# Finally Settled In!



## trexmommy (Mar 24, 2010)

We sold our house a few months ago, so super fast that we had to spend 6 weeks with my parents while getting our new house ready. My sweet duo has moved twice in 3 months, lived with dogs and other cats and strange people. They have come through it like champs, always eating healthily and never abandoning their litter boxes or hiding. Now we are all settled in and our lives are returning to normal, so we can finally come back and read about all your beautiful kitties! We've missed you Cat Forum 

We got some new furniture for the move, both for people and cats  The kitties got a giant new scratching post, called the Ultimate Scratching Post, and a window perch that they love. We got a brand new couch! It was a scary move with the cats, but I'm proud to say that they love to sleep on the couch but so far are only interested in scratching their post-- YAY! We decided the key to controlling the kitty hair, was to match it. Here's Peach curled on the couch and Sully settled into the window perch (please ignore the mess outside, this was still during the move in!)


----------



## Susan (Mar 29, 2010)

Glad to hear the move went well. I went through a similar experience last year. My house sale closed on June 30, but my new house (which was being renovated) wasn't ready until early September. So, the cats and I stayed with my Mom during July and August. I thought they would be stressed as a result of having to do two moves, plus having my Mom around all day when I was at work. But, like yours, they were fine. Abby was scared the first two days of each move and she hid under the bed or the couch, but she was fine thereafter. Muffs (normally the timid one) was out and about exploring her new digs from Day 1! 

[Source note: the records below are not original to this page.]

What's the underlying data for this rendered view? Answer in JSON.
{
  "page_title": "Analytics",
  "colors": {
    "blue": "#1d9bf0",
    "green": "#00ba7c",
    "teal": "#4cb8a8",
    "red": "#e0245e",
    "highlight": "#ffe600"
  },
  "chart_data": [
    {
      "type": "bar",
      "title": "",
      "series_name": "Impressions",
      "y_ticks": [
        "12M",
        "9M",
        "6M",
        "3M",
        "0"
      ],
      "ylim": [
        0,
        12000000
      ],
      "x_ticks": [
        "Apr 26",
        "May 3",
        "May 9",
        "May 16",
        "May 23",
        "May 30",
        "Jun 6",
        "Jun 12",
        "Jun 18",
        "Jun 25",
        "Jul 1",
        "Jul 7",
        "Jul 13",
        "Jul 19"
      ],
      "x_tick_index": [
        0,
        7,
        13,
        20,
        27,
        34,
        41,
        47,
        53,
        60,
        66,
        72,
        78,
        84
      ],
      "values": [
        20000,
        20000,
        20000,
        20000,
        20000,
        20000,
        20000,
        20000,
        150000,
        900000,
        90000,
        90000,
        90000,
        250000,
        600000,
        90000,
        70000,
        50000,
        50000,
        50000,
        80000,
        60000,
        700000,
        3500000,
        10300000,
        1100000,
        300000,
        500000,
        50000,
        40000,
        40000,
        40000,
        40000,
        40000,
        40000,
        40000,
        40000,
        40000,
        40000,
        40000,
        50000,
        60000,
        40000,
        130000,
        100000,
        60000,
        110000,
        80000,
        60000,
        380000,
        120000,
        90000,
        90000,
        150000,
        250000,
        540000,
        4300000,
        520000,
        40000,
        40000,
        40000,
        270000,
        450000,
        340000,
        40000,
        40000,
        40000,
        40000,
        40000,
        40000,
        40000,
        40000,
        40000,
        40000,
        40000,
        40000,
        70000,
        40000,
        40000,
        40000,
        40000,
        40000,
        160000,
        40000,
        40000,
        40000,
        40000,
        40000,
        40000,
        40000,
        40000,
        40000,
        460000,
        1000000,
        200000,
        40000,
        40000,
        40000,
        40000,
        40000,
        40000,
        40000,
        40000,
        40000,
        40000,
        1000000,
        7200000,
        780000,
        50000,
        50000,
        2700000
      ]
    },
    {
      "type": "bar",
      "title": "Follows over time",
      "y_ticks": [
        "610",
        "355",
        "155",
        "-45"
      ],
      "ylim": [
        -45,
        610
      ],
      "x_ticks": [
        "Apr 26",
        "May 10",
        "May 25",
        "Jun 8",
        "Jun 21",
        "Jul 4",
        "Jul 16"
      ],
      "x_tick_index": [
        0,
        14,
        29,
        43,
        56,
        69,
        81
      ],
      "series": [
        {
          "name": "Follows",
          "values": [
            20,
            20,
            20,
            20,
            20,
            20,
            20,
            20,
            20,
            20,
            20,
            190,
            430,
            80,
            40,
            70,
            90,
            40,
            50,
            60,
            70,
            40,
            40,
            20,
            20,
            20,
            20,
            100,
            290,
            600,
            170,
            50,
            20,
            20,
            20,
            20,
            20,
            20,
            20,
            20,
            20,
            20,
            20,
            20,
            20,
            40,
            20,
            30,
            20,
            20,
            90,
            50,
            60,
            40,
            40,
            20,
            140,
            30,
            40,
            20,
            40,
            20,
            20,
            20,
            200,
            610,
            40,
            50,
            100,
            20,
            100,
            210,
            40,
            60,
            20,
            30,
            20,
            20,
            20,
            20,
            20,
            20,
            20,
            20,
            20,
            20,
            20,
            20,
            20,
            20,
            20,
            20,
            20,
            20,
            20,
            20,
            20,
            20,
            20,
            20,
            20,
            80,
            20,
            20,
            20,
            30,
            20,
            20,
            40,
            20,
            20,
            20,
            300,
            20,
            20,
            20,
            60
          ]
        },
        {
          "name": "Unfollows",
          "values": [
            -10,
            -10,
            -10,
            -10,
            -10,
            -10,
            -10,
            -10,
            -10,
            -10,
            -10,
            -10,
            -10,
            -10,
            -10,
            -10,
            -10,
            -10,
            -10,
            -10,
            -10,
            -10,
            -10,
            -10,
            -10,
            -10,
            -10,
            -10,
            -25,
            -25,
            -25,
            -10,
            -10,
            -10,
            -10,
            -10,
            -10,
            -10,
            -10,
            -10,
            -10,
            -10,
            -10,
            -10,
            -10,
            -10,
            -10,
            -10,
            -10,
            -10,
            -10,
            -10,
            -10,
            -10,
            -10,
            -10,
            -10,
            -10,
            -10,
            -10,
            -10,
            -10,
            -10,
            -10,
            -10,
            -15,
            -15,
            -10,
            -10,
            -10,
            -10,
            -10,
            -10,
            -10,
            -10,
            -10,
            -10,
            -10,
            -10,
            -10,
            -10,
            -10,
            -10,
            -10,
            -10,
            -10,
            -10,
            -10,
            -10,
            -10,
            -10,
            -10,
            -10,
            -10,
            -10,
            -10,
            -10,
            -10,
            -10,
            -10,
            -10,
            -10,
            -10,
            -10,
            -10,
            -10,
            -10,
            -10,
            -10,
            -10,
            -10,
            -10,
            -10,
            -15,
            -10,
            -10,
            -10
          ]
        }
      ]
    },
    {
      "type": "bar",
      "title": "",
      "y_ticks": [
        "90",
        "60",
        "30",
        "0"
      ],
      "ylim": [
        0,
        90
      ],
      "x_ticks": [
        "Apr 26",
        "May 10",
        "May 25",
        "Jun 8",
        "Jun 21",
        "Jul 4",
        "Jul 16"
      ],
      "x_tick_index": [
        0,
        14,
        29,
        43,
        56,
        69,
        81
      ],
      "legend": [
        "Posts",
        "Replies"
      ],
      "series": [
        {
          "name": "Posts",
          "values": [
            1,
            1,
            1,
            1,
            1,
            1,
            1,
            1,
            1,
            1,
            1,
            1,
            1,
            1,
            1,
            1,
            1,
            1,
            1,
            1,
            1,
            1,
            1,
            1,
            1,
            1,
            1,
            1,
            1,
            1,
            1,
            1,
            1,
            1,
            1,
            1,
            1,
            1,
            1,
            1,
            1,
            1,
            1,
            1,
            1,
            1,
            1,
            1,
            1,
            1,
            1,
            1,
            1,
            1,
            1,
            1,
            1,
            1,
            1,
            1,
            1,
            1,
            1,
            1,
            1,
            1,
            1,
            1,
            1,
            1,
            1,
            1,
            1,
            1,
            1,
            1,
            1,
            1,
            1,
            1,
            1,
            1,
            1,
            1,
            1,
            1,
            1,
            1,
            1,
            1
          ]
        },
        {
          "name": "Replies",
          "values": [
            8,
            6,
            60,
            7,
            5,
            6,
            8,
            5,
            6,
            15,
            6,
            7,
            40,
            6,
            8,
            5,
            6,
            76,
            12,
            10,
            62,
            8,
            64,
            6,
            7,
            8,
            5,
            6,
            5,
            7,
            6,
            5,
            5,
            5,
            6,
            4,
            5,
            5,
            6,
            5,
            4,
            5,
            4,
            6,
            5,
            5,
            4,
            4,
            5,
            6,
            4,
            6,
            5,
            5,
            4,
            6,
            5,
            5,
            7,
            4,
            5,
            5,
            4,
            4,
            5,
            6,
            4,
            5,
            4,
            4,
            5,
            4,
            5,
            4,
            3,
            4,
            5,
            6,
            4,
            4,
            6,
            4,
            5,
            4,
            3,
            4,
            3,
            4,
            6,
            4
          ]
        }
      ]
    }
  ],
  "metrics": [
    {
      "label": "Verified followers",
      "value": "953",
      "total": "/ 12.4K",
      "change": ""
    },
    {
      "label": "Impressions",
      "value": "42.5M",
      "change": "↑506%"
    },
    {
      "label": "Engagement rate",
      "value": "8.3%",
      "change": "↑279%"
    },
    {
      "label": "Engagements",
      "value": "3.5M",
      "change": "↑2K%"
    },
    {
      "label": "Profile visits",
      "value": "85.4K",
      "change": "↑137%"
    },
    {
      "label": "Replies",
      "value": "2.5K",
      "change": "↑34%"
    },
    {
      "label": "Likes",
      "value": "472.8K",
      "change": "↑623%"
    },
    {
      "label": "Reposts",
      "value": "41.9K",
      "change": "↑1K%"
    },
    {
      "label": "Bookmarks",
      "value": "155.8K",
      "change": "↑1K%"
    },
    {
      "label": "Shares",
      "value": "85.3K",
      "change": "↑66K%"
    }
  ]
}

It's great that your cats also survived 2 moves with no problems and that they like their new scratching post. I have the same post (the Ultimate Scratching Post) in my bedroom. Both of my girls love it because it really lets them stretch when they scratch. Great pics of your two!


----------



## spirite (Jul 31, 2012)

I'm so glad the kitties have settled in well. They look so relaxed and content.  I had to laugh at your solution to the cat hair issue - brilliant! Now if I could just find a material that matches brown/black classic tabby...

I got a new couch recently to replace the old one that was sagging and uncomfortable for me to sit on. Celia apparently isn't a fan of the nice, firm cushions and has been mostly boycotting it. :roll:


----------